Stoke's Theorem Engineering Maths, Btech first year

Stoke's Theorem

This theorem gives relationship between Line Integral and Surface Integral.
If S be an open surface bounded by closed curve C and \(\vec{F}\) is a continuous dufferentiable vector point function then: \[ \oint_C \vec{F}.d\vec{R} = \iint_S (curl(\vec{F})).\hat{N}ds \]

Sample Problem 1

Verify Stoke's Theorem for \(\hspace{5pt} \vec{F} = (x^2 + y^2)\hat{i} - 2xy\hat{j} \) taken around the rectangle bounded by the lines \[ x = \pm a, y = 0, y = b \]

Solution

Tracing the curves by using given equations: \[ x = \pm a, y = 0, y = b \]

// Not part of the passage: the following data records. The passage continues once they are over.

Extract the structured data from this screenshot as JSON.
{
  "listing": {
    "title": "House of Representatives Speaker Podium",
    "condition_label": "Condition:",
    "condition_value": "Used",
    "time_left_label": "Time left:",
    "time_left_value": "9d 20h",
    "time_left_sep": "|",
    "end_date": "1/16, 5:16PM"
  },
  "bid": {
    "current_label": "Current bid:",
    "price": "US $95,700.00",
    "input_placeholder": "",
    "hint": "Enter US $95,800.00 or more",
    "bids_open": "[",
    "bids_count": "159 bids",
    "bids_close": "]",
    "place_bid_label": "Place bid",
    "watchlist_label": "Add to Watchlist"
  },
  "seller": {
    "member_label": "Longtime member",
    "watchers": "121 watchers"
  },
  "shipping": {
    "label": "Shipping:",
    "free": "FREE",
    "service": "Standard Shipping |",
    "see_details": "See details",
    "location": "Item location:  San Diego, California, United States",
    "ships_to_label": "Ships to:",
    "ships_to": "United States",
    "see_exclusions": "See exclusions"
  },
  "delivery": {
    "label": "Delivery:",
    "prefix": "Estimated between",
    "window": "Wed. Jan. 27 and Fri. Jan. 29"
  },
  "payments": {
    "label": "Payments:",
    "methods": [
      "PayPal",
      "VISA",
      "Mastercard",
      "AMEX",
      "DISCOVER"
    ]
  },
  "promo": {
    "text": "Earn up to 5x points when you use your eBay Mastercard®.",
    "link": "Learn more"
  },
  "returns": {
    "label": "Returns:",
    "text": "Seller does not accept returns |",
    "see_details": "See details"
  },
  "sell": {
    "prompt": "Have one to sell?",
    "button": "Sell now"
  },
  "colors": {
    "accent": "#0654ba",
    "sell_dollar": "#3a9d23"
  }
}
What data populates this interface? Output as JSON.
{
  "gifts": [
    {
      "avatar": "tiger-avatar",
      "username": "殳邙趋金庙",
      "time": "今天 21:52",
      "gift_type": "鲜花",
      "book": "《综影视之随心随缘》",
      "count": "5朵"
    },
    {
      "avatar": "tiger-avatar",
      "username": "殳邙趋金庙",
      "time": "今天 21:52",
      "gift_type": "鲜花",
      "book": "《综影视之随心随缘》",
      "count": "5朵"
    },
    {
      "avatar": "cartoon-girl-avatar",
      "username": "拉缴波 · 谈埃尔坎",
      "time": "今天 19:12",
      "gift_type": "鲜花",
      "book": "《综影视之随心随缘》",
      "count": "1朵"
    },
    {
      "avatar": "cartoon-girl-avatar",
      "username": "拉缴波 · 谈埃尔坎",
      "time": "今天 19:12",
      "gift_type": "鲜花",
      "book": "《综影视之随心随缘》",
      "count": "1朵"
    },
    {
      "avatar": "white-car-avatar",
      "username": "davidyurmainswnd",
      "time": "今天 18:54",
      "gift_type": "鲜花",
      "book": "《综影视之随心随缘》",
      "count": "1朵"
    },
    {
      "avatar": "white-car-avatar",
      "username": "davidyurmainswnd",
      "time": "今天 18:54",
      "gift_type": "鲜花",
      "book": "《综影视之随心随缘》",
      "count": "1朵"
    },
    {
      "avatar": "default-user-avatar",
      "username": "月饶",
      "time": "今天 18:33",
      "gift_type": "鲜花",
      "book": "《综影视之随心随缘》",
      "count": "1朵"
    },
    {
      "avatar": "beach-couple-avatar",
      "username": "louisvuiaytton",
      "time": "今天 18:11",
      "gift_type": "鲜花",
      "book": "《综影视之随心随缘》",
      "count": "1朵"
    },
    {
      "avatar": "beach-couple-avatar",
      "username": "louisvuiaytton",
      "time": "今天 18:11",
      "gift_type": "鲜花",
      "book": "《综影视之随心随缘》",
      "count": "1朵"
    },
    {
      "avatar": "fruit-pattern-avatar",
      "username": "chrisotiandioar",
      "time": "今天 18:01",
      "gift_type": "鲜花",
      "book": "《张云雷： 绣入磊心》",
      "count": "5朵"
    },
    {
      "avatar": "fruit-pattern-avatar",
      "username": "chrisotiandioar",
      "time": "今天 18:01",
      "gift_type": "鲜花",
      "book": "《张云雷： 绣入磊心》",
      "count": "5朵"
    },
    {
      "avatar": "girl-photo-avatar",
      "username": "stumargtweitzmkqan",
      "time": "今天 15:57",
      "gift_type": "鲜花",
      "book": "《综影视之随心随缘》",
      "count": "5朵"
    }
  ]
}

By Stoke's Theorem: \[ \oint_{ABCD} \vec{F}.d\vec{R} = \iint_{ABCD} (curl(\vec{F})).\hat{N}ds \] L.H.S. : \[ \oint_{ABCD} \vec{F}.d\vec{R} = \int_{AB} \vec{F}.d\vec{R} + \int_{BC} \vec{F}.d\vec{R} + \int_{CD} \vec{F}.d\vec{R} + \int_{DA} \vec{F}.d\vec{R} \] For curve AB :
The equation is: \[ x = a \Rightarrow dx = 0 \] Points are A(a,0) to B(a,b) \[ \int_{AB} \vec{F}.d\vec{R} = \int_{AB} \left[(x^2 + y^2)\hat{i} - 2xy\hat{j} \right].\left(dx\hat{i} + dy\hat{j} + dz\hat{k} \right) \] \[ = \int_{AB} (x^2 + y^2)dx - 2xydy \] \[ = \int^b_0 (a^2 + y^2)0 - 2aydy \] \[ = \int^b_0 -2aydy \] \[ = \frac{-2ab^2}{2} = \boxed{-ab^2} \] Along BC :
\[ y = b \Rightarrow dy = 0 \] Points : B(a,b) to C(-a,b) \[ \int_{BC} \vec{F}.d\vec{R} = \int_{BC} (x^2 + y^2)dx - 2xydy \] \[ = \int^{-a}_a (x^2 + b^2)dx \] \[ = \left[\frac{x^3}{3} + b^2x \right]^{-a}_a \] \[ = \left[\frac{-a^3}{3} - b^2a \right] - \left[\frac{a^3}{3} + b^2a \right] \] \[ = \boxed{\frac{-2a^3}{3} - 2ab^2} \] Along CD :
\[ x = -a \Rightarrow dx = 0 \] Points : C(-a,b) to D(-a,0) \[ \int_{CD} \vec{F}.d\vec{R} = \int_{CD} (x^2 + y^2)dx - 2xydy \] \[ = \int^0_b (a^2 + y^2)0 + 2aydy \] \[ = \int^0_b 2aydy \] \[ = \boxed{-ab^2} \] Along DA :
\[ y = 0 \Rightarrow dy = 0 \] Points: D(-a,0) to A(a,0) \[ \int_{DA} \vec{F}.d\vec{R} = \int_{DA} (x^2 + y^2)dx - 2xydy \] \[ = \int^{a}_{-a} x^2dx \] \[ = \left[\frac{x^3}{3} \right]_{-a}^a \] \[ = \frac{a^3}{3} - \frac{-a^3}{3} \] \[ = \boxed{\frac{2a^3}{3}} \] \[ \oint_{ABCD} \vec{F}.d\vec{R} = -ab^2 - \frac{2a^3}{3} - 2ab^2 - ab^2 + \frac{2a^3}{3} \] \[ = \boxed{-4ab^2} \] R.H.S. : \[ curl(\vec{F}) = \nabla \times \vec{F} \] \[ = \left(\hat{i}\frac{\partial}{\partial x} + \hat{j}\frac{\partial}{\partial y} + \hat{k}\frac{\partial}{\partial z} \right)\times \left[(x^2 + y^2)\hat{i} - 2xy\hat{j}\right] \] \[ = \large \begin{vmatrix} \hat{i} & \hat{j} & \hat{k} \\\\ \Large\frac{\partial}{\partial x} & \Large\frac{\partial}{\partial y} & \Large\frac{\partial}{\partial z} \\\\ x^2 + y^2 & -2xy & 0 \end{vmatrix} \] \[ = \hat{i}(0 + 0) - \hat{0 - 0} + \hat{k}(-2y - 2y) \] \[ \Rightarrow curl\vec{F} = -4y\hat{k} \] Since surface ABCD lying in X-Y plane so it must be projected on X-Y plane \[ \Rightarrow \hat{N} = \hat{k} \] \[ \Rightarrow ds = \frac{dxdy}{|\hat{N}\hat{k}|} = dxdy \] \[ \iint_{ABCD} (curl(\vec{F})).\hat{N}ds \] \[ = \iint (-4y\hat{k}).\hat{N}dxdy \] \[ = \iint -4ydxdy \]

\[ \Rightarrow \int^b_0 \int^a_{-a} -4ydxdy \] \[ = \int^b_0 \left[4yx \right]^a_{-a} dy \] \[ = \int^b_0 8yady = \left[4y^2a \right]^b_0 \] \[ = \boxed{-4b^2a} \] = R.H.S., Hence Proved :)